You may wish to note that over the last six years, debt to GDP ratio has improved from 52 percent of GDP in 2010 to 45 percent of GDP in 2015. While Government has decided to increase its deficit to 3 percent of GDP under the current Plan, the deficit will be financed largely by local borrowing at 80:20 ratio. With the expected growth in GDP (expanding by more than 1.5 times by the end of the Plan period), Government’s debt is expected to decline from 42.7 percent of GDP in 2016 to 40.9 percent of GDP in 2017 and to 35.4 percent of GDP in 2022.

Let me show you some of the successful ODA-funded projects that have been undertaken by the government. However, this is not to say that there are no poorly implemented ODA projects.

First is the Angat Water Utilization and Aqueduct Improvement Project, funded by China. The project was completed eight months ahead of schedule and without cost overrun and now strengthens Metro Manila water security. This was bidded out among qualified Chinese contractors.

Another is the Philippine-Japan Friendship Highway, the longest highway in the Philippines that connects country’s north–south backbone. Construction and rehabilitation of the highway was funded by the Japanese government.

Third is the LRT Line 1 and Line 2 projects.  LRT Line 1 began its operations in 1985, our first urban rail, funded by Belgian tied loan then by Japanese ODA for its capacity expansion. LRT Line 2 was funded by Japan, including its ongoing expansion.
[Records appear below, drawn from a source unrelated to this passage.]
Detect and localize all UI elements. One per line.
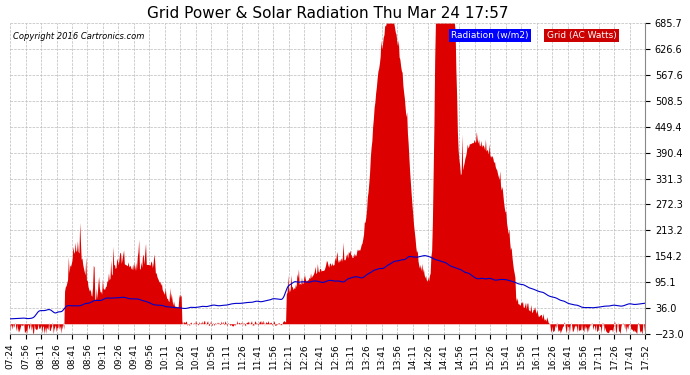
Text: Copyright 2016 Cartronics.com: Copyright 2016 Cartronics.com [13,32,145,41]
Text: Radiation (w/m2): Radiation (w/m2) [451,31,529,40]
Text: Grid (AC Watts): Grid (AC Watts) [546,31,616,40]
Title: Grid Power & Solar Radiation Thu Mar 24 17:57: Grid Power & Solar Radiation Thu Mar 24 … [147,6,509,21]
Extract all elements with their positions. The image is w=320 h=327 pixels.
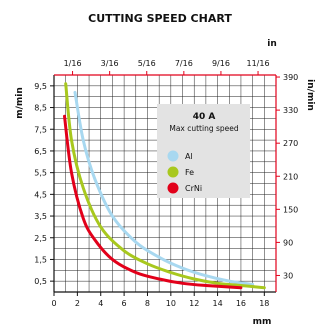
legend-marker-al [167,150,179,162]
y-tick-label: 1,5 [34,255,47,264]
x-tick-label: 12 [189,299,199,308]
y-tick-label: 0,5 [34,277,47,286]
y-tick-label: 7,5 [34,125,47,134]
y-tick-label: 2,5 [34,234,47,243]
y-tick-label: 3,5 [34,212,47,221]
x-tick-label: 18 [259,299,269,308]
series-lines [63,82,266,290]
right-tick-label: 270 [283,139,298,148]
right-axis-unit: in/min [305,79,315,111]
y-tick-label: 6,5 [34,147,47,156]
top-tick-label: 3/16 [101,59,119,68]
top-tick-label: 1/16 [64,59,82,68]
series-line-al [73,90,255,286]
right-tick-label: 330 [283,106,298,115]
x-tick-label: 2 [75,299,80,308]
chart-title: CUTTING SPEED CHART [88,12,232,25]
top-tick-label: 5/16 [138,59,156,68]
right-tick-label: 30 [283,271,293,280]
top-tick-label: 7/16 [175,59,193,68]
legend: 40 A Max cutting speed Al Fe CrNi [157,104,250,198]
y-tick-label: 8,5 [34,104,47,113]
legend-marker-fe [167,166,179,178]
top-tick-label: 9/16 [212,59,230,68]
series-line-fe [64,82,266,290]
legend-label-fe: Fe [185,168,194,177]
right-tick-label: 390 [283,73,298,82]
series-line-crni [63,114,243,290]
x-tick-label: 6 [122,299,127,308]
x-tick-label: 0 [51,299,56,308]
top-tick-label: 11/16 [247,59,270,68]
legend-title: 40 A [193,112,216,122]
x-tick-label: 8 [145,299,150,308]
bottom-axis-unit: mm [253,317,272,327]
right-tick-label: 150 [283,205,298,214]
legend-subtitle: Max cutting speed [169,124,239,133]
tick-labels: 0 2 4 6 8 10 12 14 16 18 0,5 1,5 2,5 3,5 4,5 5,5 6,5 7,5 8… [34,59,298,308]
left-axis-unit: m/min [15,87,25,119]
x-tick-label: 16 [236,299,246,308]
x-tick-label: 4 [98,299,103,308]
y-tick-label: 5,5 [34,169,47,178]
right-tick-label: 90 [283,238,293,247]
top-axis-unit: in [267,39,277,49]
axes [50,71,280,296]
legend-label-crni: CrNi [185,184,202,193]
x-tick-label: 14 [212,299,222,308]
y-tick-label: 4,5 [34,190,47,199]
legend-label-al: Al [185,152,193,161]
right-tick-label: 210 [283,172,298,181]
legend-marker-crni [167,182,179,194]
x-tick-label: 10 [166,299,176,308]
y-tick-label: 9,5 [34,82,47,91]
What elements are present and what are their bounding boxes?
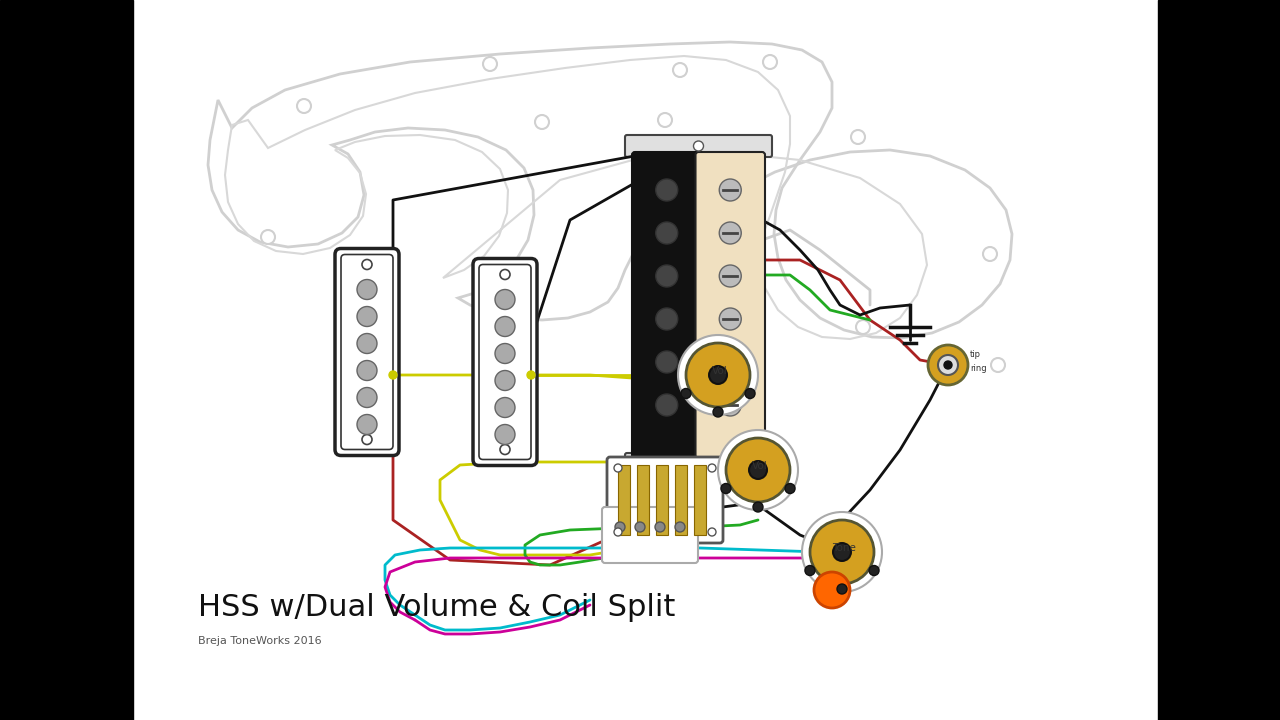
Circle shape <box>837 584 847 594</box>
Circle shape <box>655 351 677 373</box>
Circle shape <box>527 371 535 379</box>
Circle shape <box>686 343 750 407</box>
Circle shape <box>718 430 797 510</box>
Text: Tone: Tone <box>832 543 856 553</box>
Circle shape <box>500 444 509 454</box>
Circle shape <box>297 99 311 113</box>
Circle shape <box>708 464 716 472</box>
Circle shape <box>938 355 957 375</box>
Circle shape <box>357 307 378 326</box>
Circle shape <box>535 115 549 129</box>
Circle shape <box>495 397 515 418</box>
Polygon shape <box>209 42 1012 338</box>
Circle shape <box>483 57 497 71</box>
Bar <box>1158 0 1280 720</box>
FancyBboxPatch shape <box>607 457 723 543</box>
Circle shape <box>655 394 677 416</box>
Circle shape <box>655 522 666 532</box>
Circle shape <box>810 520 874 584</box>
Circle shape <box>803 512 882 592</box>
Circle shape <box>673 63 687 77</box>
FancyBboxPatch shape <box>479 264 531 459</box>
Circle shape <box>614 464 622 472</box>
Circle shape <box>713 407 723 417</box>
Text: Vol: Vol <box>753 461 768 471</box>
Circle shape <box>389 371 397 379</box>
Circle shape <box>675 522 685 532</box>
Circle shape <box>614 522 625 532</box>
Circle shape <box>362 434 372 444</box>
Circle shape <box>749 461 767 479</box>
Bar <box>0 0 133 720</box>
FancyBboxPatch shape <box>340 254 393 449</box>
Circle shape <box>719 394 741 416</box>
Circle shape <box>851 130 865 144</box>
FancyBboxPatch shape <box>632 152 701 458</box>
Bar <box>694 465 707 535</box>
FancyBboxPatch shape <box>625 135 772 157</box>
Bar <box>637 465 649 535</box>
Circle shape <box>708 528 716 536</box>
Circle shape <box>709 366 727 384</box>
Circle shape <box>745 389 755 398</box>
Circle shape <box>261 230 275 244</box>
Circle shape <box>719 222 741 244</box>
Circle shape <box>500 269 509 279</box>
Circle shape <box>357 387 378 408</box>
Circle shape <box>719 308 741 330</box>
Circle shape <box>726 438 790 502</box>
Circle shape <box>614 528 622 536</box>
Text: Breja ToneWorks 2016: Breja ToneWorks 2016 <box>198 636 321 646</box>
Circle shape <box>943 361 952 369</box>
Circle shape <box>805 565 815 575</box>
Text: Vol: Vol <box>712 366 728 376</box>
FancyBboxPatch shape <box>602 507 698 563</box>
Circle shape <box>655 179 677 201</box>
Circle shape <box>694 141 704 151</box>
Circle shape <box>495 371 515 390</box>
Circle shape <box>856 320 870 334</box>
Circle shape <box>991 358 1005 372</box>
Bar <box>675 465 687 535</box>
Circle shape <box>635 522 645 532</box>
Circle shape <box>869 565 879 575</box>
Circle shape <box>357 415 378 434</box>
Text: ring: ring <box>970 364 987 373</box>
Circle shape <box>719 265 741 287</box>
Text: tip: tip <box>970 350 980 359</box>
Circle shape <box>833 543 851 561</box>
Circle shape <box>678 335 758 415</box>
Circle shape <box>928 345 968 385</box>
Circle shape <box>357 279 378 300</box>
Circle shape <box>357 333 378 354</box>
Circle shape <box>357 361 378 380</box>
Bar <box>618 465 630 535</box>
Circle shape <box>348 259 362 273</box>
Circle shape <box>681 389 691 398</box>
Circle shape <box>495 425 515 444</box>
Circle shape <box>719 179 741 201</box>
Circle shape <box>814 572 850 608</box>
FancyBboxPatch shape <box>335 248 399 456</box>
Circle shape <box>785 484 795 493</box>
Circle shape <box>495 289 515 310</box>
FancyBboxPatch shape <box>474 258 538 466</box>
Circle shape <box>495 317 515 336</box>
FancyBboxPatch shape <box>625 453 772 475</box>
Circle shape <box>763 55 777 69</box>
Circle shape <box>753 502 763 512</box>
Circle shape <box>655 222 677 244</box>
Circle shape <box>655 308 677 330</box>
Circle shape <box>721 484 731 493</box>
Circle shape <box>495 343 515 364</box>
Circle shape <box>719 351 741 373</box>
Circle shape <box>362 259 372 269</box>
FancyBboxPatch shape <box>695 152 765 458</box>
Bar <box>655 465 668 535</box>
Text: HSS w/Dual Volume & Coil Split: HSS w/Dual Volume & Coil Split <box>198 593 676 622</box>
Circle shape <box>983 247 997 261</box>
Circle shape <box>655 265 677 287</box>
Circle shape <box>658 113 672 127</box>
On the other hand, let me share with you some PPP projects that have undergone major challenges.  Of course this is not to say that there are no good PPP projects.
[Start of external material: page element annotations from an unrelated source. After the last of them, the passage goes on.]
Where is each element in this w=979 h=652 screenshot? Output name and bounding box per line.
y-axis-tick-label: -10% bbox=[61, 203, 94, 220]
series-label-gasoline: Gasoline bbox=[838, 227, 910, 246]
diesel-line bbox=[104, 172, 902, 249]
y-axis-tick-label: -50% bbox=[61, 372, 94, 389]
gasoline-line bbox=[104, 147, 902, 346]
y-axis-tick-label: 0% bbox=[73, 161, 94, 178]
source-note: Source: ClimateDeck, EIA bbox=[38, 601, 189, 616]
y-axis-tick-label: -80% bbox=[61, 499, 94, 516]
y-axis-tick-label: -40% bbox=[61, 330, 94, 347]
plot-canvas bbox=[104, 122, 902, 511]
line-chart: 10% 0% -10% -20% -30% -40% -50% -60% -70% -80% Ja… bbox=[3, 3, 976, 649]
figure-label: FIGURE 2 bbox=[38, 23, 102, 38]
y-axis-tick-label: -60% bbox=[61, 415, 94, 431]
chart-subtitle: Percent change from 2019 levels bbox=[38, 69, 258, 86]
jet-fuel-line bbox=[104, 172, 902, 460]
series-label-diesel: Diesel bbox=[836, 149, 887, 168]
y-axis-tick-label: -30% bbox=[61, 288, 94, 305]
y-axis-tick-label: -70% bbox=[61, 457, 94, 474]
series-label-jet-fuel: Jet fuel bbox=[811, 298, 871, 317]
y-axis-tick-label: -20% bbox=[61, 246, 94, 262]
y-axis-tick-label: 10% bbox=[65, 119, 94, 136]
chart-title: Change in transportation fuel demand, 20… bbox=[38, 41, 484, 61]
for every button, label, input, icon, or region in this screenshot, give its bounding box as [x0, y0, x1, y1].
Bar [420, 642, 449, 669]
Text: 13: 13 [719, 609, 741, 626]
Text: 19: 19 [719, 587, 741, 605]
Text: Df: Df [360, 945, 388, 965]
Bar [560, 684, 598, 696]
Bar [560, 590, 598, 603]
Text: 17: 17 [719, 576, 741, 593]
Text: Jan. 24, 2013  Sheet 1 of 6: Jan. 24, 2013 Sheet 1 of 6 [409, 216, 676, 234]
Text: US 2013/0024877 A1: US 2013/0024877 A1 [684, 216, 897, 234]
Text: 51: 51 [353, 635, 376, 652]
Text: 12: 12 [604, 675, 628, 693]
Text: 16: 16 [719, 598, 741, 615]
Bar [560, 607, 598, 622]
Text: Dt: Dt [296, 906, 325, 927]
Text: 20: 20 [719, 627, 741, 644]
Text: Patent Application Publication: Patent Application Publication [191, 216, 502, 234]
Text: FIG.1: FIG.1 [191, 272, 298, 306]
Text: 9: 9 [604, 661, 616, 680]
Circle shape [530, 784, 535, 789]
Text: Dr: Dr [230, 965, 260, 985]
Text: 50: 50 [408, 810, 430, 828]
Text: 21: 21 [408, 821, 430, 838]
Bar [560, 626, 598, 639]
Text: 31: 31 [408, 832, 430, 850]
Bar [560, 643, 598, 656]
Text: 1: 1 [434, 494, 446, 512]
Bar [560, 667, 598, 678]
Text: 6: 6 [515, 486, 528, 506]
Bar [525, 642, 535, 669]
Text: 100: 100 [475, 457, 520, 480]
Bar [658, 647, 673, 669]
First is the Modernization of the Philippine Orthopedic Center, which was terminated by the private sector partner due to failure of the Government to deliver the project site.
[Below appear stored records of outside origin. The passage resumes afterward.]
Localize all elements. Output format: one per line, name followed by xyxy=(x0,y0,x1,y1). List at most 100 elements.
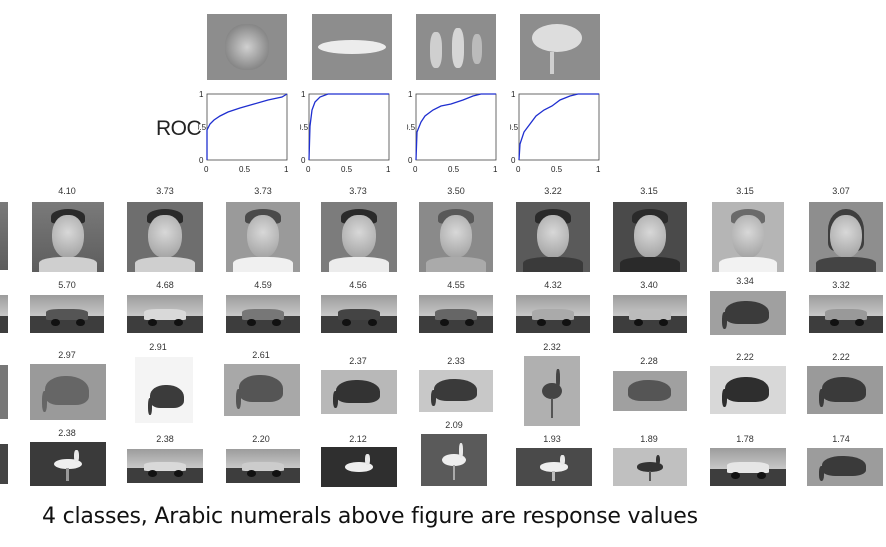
car-image xyxy=(226,449,300,483)
car-image xyxy=(809,295,883,333)
bird-image xyxy=(524,356,580,426)
response-value: 4.32 xyxy=(544,280,562,290)
response-value: 2.33 xyxy=(447,356,465,366)
response-value: 3.73 xyxy=(254,186,272,196)
face-image xyxy=(419,202,493,272)
roc-plot-1: 1 0.5 0 0 0.5 1 xyxy=(198,90,289,174)
response-value: 1.89 xyxy=(640,434,658,444)
roc-ytick: 0 xyxy=(301,156,306,165)
bird-image xyxy=(321,447,397,487)
face-image xyxy=(226,202,300,272)
response-value: 2.12 xyxy=(349,434,367,444)
response-value: 2.20 xyxy=(252,434,270,444)
roc-plot-2: 1 0.5 0 0 0.5 1 xyxy=(300,90,391,174)
face-image xyxy=(32,202,104,272)
face-image xyxy=(712,202,784,272)
car-image xyxy=(613,295,687,333)
response-value: 2.97 xyxy=(58,350,76,360)
elephant-image xyxy=(224,364,300,416)
roc-xtick: 0.5 xyxy=(239,165,251,174)
roc-curve-2 xyxy=(308,93,389,161)
response-value: 2.37 xyxy=(349,356,367,366)
response-value: 1.78 xyxy=(736,434,754,444)
elephant-image xyxy=(321,370,397,414)
roc-ytick: 1 xyxy=(301,90,306,99)
roc-curve-1 xyxy=(206,93,288,160)
roc-ytick: 0.5 xyxy=(300,123,309,132)
response-value: 2.38 xyxy=(156,434,174,444)
bird-image xyxy=(421,434,487,486)
elephant-image xyxy=(30,364,106,420)
face-image xyxy=(321,202,397,272)
filter-image-1 xyxy=(207,14,287,80)
roc-ytick: 1 xyxy=(511,90,516,99)
response-value: 4.59 xyxy=(254,280,272,290)
roc-ytick: 1 xyxy=(199,90,204,99)
response-value: 2.22 xyxy=(736,352,754,362)
roc-curve-4 xyxy=(518,93,599,161)
response-value: 3.32 xyxy=(832,280,850,290)
roc-ytick: 0 xyxy=(511,156,516,165)
roc-ytick: 0.5 xyxy=(407,123,416,132)
response-value: 3.15 xyxy=(736,186,754,196)
response-value: 2.91 xyxy=(149,342,167,352)
car-image xyxy=(30,295,104,333)
caption: 4 classes, Arabic numerals above figure … xyxy=(42,504,698,529)
roc-xtick: 1 xyxy=(493,165,498,174)
elephant-image xyxy=(710,291,786,335)
car-image xyxy=(0,295,8,333)
response-value: 1.74 xyxy=(832,434,850,444)
response-value: 3.73 xyxy=(156,186,174,196)
roc-xtick: 0 xyxy=(204,165,209,174)
response-value: 3.50 xyxy=(447,186,465,196)
roc-ytick: 1 xyxy=(408,90,413,99)
face-image xyxy=(613,202,687,272)
bird-image xyxy=(516,448,592,486)
bird-image xyxy=(613,448,687,486)
roc-xtick: 0.5 xyxy=(448,165,460,174)
response-value: 3.07 xyxy=(832,186,850,196)
response-value: 4.10 xyxy=(58,186,76,196)
filter-image-2 xyxy=(312,14,392,80)
response-value: 2.28 xyxy=(640,356,658,366)
roc-xtick: 0.5 xyxy=(551,165,563,174)
car-image xyxy=(516,295,590,333)
elephant-image xyxy=(0,365,8,419)
response-value: 3.40 xyxy=(640,280,658,290)
response-value: 3.22 xyxy=(544,186,562,196)
car-image xyxy=(226,295,300,333)
response-value: 4.68 xyxy=(156,280,174,290)
elephant-image xyxy=(710,366,786,414)
car-image xyxy=(419,295,493,333)
car-image xyxy=(710,448,786,486)
car-image xyxy=(127,449,203,483)
response-value: 3.34 xyxy=(736,276,754,286)
response-value: 3.15 xyxy=(640,186,658,196)
roc-xtick: 1 xyxy=(284,165,289,174)
roc-ytick: 0 xyxy=(199,156,204,165)
roc-plot-4: 1 0.5 0 0 0.5 1 xyxy=(510,90,601,174)
bird-image xyxy=(0,444,8,484)
elephant-image xyxy=(613,371,687,411)
roc-ytick: 0 xyxy=(408,156,413,165)
roc-ytick: 0.5 xyxy=(198,123,207,132)
response-value: 2.32 xyxy=(543,342,561,352)
face-image xyxy=(127,202,203,272)
response-value: 4.55 xyxy=(447,280,465,290)
roc-xtick: 0 xyxy=(413,165,418,174)
roc-plot-3: 1 0.5 0 0 0.5 1 xyxy=(407,90,498,174)
elephant-image xyxy=(419,370,493,412)
roc-xtick: 0 xyxy=(516,165,521,174)
response-value: 2.22 xyxy=(832,352,850,362)
roc-xtick: 0.5 xyxy=(341,165,353,174)
response-value: 3.73 xyxy=(349,186,367,196)
elephant-image xyxy=(807,366,883,414)
face-image xyxy=(0,202,8,270)
car-image xyxy=(127,295,203,333)
roc-xtick: 1 xyxy=(386,165,391,174)
roc-xtick: 0 xyxy=(306,165,311,174)
roc-xtick: 1 xyxy=(596,165,601,174)
roc-label: ROC xyxy=(156,117,202,140)
response-value: 5.70 xyxy=(58,280,76,290)
response-value: 4.56 xyxy=(349,280,367,290)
Another big ticket PPP project that did not take off is the PhP123 billion (USD2.46 billion) Laguna Lakeshore Expressway Dike Project, where none of the 3 pre-qualified bidders decided to submit their bids.

An example of a PPP project that has been long delayed is the MRT Line 7 Project. The MRT 7 contract was signed in 2008, but only broke ground in 2016.

We can add the Daang Hari and the NAIA 2 Expressway wherein both suffered time and cost overrun, where such cost overruns were borne by Government.

Given the experiences and challenge we face with our PPPs, we need to revisit many of our assumptions and extent to which due diligence on the part of the Government in investment decision-making have been carried out.

This means ensuring project quality at entry (note solely on bankability), with better use of the existing Project Development and Monitoring Facility or the PDMF, where Government funding is now larger than the ODA grants earlier mobilized.

With respect to non-PPP projects, we are in the advance stages of discussion on the planned Infrastructure Preparation and Innovation Facility with ADB amounting to USD114.06 million for 2017-2020.

As a parting note, the specific decisions in recent times to change the mode of implementation from PPP to ODA if not GAA of some projects do not constitute a “shift in policy from PPP to ODA.” Our PDP and the Infrastructure Program clearly articulate our policies and strategies.

On the other hand, implementation through ODA under the Financing Strategy administered by the Department of Finance, as well as agreement with our ODA partners to speed-up processes without compromising quality, enable us to have greater control over the quality and timeliness of project implementation.

As we gear up to improving further the quality of project preparation and implementation, we are confident that the programmed financing and implementation arrangement of our Medium-Term Infrastructure Program will be realized, consistent with sound macroeconomic fundamentals.

In closing, good quality at entry, implementation, and operations and maintenance should be matched with good governance to produce good sustainable results.